Jacobs Robert A, Xu Chenliang
Department of Brain and Cognitive Sciences, University of Rochester, Rochester, NY, USA.
Department of Computer Science, University of Rochester, Rochester, NY, USA.
J Vis. 2019 Sep 3;19(11):1. doi: 10.1167/19.11.1.

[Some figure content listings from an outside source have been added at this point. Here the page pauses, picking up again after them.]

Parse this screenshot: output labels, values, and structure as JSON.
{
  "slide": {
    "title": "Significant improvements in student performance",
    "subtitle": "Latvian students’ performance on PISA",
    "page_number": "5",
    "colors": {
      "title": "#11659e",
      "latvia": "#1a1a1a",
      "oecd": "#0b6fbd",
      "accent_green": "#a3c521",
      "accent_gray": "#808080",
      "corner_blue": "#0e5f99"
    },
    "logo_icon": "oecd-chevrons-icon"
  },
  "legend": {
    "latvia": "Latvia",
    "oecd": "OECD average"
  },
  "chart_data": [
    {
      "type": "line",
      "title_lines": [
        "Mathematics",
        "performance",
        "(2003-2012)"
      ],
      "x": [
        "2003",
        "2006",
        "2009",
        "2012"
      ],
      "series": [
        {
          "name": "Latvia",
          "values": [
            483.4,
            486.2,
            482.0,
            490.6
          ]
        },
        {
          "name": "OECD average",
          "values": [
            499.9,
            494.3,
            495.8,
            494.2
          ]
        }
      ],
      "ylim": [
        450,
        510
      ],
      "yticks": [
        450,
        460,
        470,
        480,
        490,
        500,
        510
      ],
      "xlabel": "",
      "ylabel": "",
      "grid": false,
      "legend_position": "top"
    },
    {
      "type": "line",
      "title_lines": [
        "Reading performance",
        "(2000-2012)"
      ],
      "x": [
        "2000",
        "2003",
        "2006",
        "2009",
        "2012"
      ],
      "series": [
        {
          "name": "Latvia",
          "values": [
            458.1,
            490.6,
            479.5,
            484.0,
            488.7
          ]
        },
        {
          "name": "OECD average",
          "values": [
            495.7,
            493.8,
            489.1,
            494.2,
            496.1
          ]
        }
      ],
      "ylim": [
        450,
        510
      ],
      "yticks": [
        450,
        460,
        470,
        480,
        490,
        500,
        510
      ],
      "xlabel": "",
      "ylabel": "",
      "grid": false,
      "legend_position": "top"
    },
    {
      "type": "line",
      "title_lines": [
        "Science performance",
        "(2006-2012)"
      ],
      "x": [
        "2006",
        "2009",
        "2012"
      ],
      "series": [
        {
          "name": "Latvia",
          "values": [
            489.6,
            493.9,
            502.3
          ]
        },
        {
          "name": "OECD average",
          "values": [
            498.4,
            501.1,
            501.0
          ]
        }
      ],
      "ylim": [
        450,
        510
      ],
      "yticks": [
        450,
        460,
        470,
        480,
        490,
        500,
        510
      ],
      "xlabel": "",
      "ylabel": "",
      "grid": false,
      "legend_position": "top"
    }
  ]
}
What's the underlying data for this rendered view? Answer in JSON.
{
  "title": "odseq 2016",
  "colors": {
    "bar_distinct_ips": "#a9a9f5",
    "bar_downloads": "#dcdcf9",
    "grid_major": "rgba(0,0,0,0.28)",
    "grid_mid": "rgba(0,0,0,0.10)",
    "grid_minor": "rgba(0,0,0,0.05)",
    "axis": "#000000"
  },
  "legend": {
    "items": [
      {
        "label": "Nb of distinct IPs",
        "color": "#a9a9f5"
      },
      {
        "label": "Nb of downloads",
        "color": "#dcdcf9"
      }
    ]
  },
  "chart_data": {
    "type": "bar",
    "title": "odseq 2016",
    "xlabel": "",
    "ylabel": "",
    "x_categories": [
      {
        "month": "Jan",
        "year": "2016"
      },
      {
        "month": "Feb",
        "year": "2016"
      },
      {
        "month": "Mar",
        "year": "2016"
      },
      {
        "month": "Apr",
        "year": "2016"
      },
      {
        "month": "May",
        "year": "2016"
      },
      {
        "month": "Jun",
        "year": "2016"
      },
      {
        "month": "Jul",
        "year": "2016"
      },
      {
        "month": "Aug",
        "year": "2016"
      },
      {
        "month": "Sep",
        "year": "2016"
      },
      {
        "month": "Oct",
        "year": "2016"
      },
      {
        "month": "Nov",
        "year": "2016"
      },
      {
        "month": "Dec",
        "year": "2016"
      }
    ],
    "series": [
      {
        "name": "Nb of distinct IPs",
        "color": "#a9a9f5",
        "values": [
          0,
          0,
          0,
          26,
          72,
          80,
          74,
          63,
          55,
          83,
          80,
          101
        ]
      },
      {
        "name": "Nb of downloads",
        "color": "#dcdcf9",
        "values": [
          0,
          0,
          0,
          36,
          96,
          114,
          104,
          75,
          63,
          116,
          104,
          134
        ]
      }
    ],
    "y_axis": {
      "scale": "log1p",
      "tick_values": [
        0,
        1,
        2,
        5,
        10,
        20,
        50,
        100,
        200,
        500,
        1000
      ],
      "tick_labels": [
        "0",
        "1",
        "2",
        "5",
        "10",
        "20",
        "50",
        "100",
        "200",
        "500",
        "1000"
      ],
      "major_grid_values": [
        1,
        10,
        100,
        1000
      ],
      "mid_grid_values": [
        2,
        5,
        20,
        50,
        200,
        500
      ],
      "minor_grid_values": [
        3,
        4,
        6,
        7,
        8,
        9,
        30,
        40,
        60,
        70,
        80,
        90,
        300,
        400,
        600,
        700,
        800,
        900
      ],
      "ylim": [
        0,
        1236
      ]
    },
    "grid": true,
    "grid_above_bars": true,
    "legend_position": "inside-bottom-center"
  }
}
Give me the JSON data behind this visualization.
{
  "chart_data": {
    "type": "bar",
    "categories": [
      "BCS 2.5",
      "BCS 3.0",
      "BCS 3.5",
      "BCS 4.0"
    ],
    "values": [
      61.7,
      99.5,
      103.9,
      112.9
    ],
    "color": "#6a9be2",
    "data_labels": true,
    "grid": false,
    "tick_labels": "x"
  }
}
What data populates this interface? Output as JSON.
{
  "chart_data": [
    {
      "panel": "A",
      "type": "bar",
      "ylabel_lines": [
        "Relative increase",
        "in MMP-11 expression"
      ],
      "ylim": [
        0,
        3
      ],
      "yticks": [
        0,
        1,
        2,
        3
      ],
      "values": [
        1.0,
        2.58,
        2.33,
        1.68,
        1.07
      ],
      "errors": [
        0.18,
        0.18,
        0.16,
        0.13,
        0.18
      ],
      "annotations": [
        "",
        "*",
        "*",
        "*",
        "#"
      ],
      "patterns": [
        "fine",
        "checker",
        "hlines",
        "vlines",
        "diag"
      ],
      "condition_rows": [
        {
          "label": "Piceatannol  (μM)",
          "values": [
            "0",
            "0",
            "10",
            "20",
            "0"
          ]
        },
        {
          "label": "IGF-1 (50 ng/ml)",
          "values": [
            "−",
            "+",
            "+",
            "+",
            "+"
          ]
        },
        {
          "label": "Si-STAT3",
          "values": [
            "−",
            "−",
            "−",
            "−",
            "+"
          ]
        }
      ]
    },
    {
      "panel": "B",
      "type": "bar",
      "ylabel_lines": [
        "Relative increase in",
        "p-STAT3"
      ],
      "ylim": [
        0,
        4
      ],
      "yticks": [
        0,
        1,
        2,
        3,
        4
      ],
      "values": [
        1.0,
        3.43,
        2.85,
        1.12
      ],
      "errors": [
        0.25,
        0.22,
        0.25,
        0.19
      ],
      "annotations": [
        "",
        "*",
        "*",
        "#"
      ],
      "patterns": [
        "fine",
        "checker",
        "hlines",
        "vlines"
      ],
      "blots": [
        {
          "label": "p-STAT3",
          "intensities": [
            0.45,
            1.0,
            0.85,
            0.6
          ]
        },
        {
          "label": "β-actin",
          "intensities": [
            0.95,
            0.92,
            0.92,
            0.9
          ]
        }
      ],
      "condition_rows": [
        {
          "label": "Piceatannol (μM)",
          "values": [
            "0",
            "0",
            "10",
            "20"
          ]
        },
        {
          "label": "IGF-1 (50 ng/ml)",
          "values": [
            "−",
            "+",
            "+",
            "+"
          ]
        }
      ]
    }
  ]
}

Although real-world environments are often multisensory, visual scientists typically study visual learning in unisensory environments containing visual signals only. Here, we use deep or artificial neural networks to address the question, Can multisensory training aid visual learning? We examine a network's internal representations of objects based on visual signals in two conditions: (a) when the network is initially trained with both visual and haptic signals, and (b) when it is initially trained with visual signals only. Our results demonstrate that a network trained in a visual-haptic environment (in which visual, but not haptic, signals are orientation-dependent) tends to learn visual representations containing useful abstractions, such as the categorical structure of objects, and also learns representations that are less sensitive to imaging parameters, such as viewpoint or orientation, that are irrelevant for object recognition or classification tasks. We conclude that researchers studying perceptual learning in vision-only contexts may be overestimating the difficulties associated with important perceptual learning problems. Although multisensory perception has its own challenges, perceptual learning can become easier when it is considered in a multisensory setting.
尽管现实世界的环境通常是多感官的,但视觉科学家通常在仅包含视觉信号的单感官环境中研究视觉学习。在此,我们使用深度神经网络或人工神经网络来解决这个问题:多感官训练能否辅助视觉学习?我们在两种情况下,基于视觉信号检查网络对物体的内部表征:(a) 当网络最初同时使用视觉和触觉信号进行训练时,以及 (b) 当它最初仅使用视觉信号进行训练时。我们的结果表明,在视觉 - 触觉环境中训练的网络(其中视觉信号而非触觉信号是方向依赖的)倾向于学习包含有用抽象信息的视觉表征,例如物体的类别结构,并且还学习对成像参数(如视角或方向)不太敏感的表征,这些参数与物体识别或分类任务无关。我们得出结论,在仅视觉环境中研究知觉学习的研究人员可能高估了与重要知觉学习问题相关的困难。尽管多感官知觉有其自身的挑战,但在多感官环境中考虑时,知觉学习会变得更容易。